- Blockchain continues to create buzz, with 74% of respondents in Deloitte global survey citing a “compelling business case” for using the technology in their organizations.
- Of those, 43% say their organization is already deploying blockchain in some capacity, while 41% expect to see blockchain application within the next year.
- Still, while more than half (59%) of early adopters believe blockchain could disrupt their industry, many see few active use cases currently to fulfill that promise.
The survey spanned 10 global industries and three economic regions. Healthcare and life sciences comprised 16% of the respondents.
Organizations that already leverage digital technologies as a business strategy are embracing blockchain faster than traditional enterprise organizations, but the traditional ones are also upping their ante on blockchain in hope it will increase efficiencies and support new business models and revenue sources, according to the report.
Interest in blockchain is high, and companies don’t want to be left behind if valid use cases are identified. Nearly 40% of respondents say their organization will invest at least $5 million in blockchain technology over the next year.
At the same time, 44% of respondents feel blockchain is overhyped, up from 34% in Deloitte’s 2016 survey, and there are complaints of “blockchain fatigue,” the report says.
And although a majority (78%) of organizations fear losing competitive advantage if they ignore the blockchain craze, a third question whether they will see return on investment in the technology.
The findings are reflective of current actions in the healthcare industry, where companies are forging ahead with blockchain projects despite uncertainty about probable use cases and long-term benefits.

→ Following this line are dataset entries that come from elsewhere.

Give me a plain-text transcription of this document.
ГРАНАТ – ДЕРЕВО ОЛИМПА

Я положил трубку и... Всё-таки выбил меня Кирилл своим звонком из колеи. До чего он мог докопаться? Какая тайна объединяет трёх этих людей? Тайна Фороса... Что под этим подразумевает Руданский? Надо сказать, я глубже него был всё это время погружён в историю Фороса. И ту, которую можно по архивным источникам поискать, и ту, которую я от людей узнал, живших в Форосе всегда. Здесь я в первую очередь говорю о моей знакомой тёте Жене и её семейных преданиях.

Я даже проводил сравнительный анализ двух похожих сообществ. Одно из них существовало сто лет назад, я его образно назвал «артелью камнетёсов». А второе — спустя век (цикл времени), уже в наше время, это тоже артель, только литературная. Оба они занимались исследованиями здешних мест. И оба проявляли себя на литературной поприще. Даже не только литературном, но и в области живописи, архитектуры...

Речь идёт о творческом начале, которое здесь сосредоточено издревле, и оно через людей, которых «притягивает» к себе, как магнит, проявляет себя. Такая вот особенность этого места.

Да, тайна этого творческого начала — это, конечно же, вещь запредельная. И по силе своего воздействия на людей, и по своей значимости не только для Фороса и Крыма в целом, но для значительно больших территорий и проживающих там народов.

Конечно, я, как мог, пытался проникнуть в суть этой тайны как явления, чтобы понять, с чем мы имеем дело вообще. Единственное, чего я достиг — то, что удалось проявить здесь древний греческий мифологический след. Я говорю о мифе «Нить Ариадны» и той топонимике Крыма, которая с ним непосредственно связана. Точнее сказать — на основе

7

In January, American Medical Association-backed startup Akiri launched a vendor-agnostic tool that uses blockchain technology to securely transmit healthcare information using codes. And recently, Walmart obtained a U.S. patent for a medical records system that would be stored in a blockchain database and retrieved by first responders in the event of an emergency.
And Mount Sinai’s Icahn School of Medicine and Institute for Next Generation Healthcare have established a new research center devoted to exploring potential applications for blockchain in healthcare and medical science.
Given its ability to improve interoperability, the Internet Data Corporation predicts one in five healthcare organizations will be using blockchain technology for operations and patient identification by 2020. But other use cases, such as incentivizing patients to exchange data and streamlining administrative data quality and management, are largely conceptual at this stage, Mutaz Shegewi, an IDC analyst and the report’s author, told Healthcare Dive recently.
“Blockchain essentially brings with it certain properties that may … be able to unleash a lot of the untapped value and the logic from these kind of siloed data reserves we see in healthcare systems,” Shegewi said. As healthcare increasingly needs to respond more context — patients, families, the demand for consumer-centric experiences — “that is bringing this need to exchange data and to be able to do it through strong, robust methods of interoperability,” he added.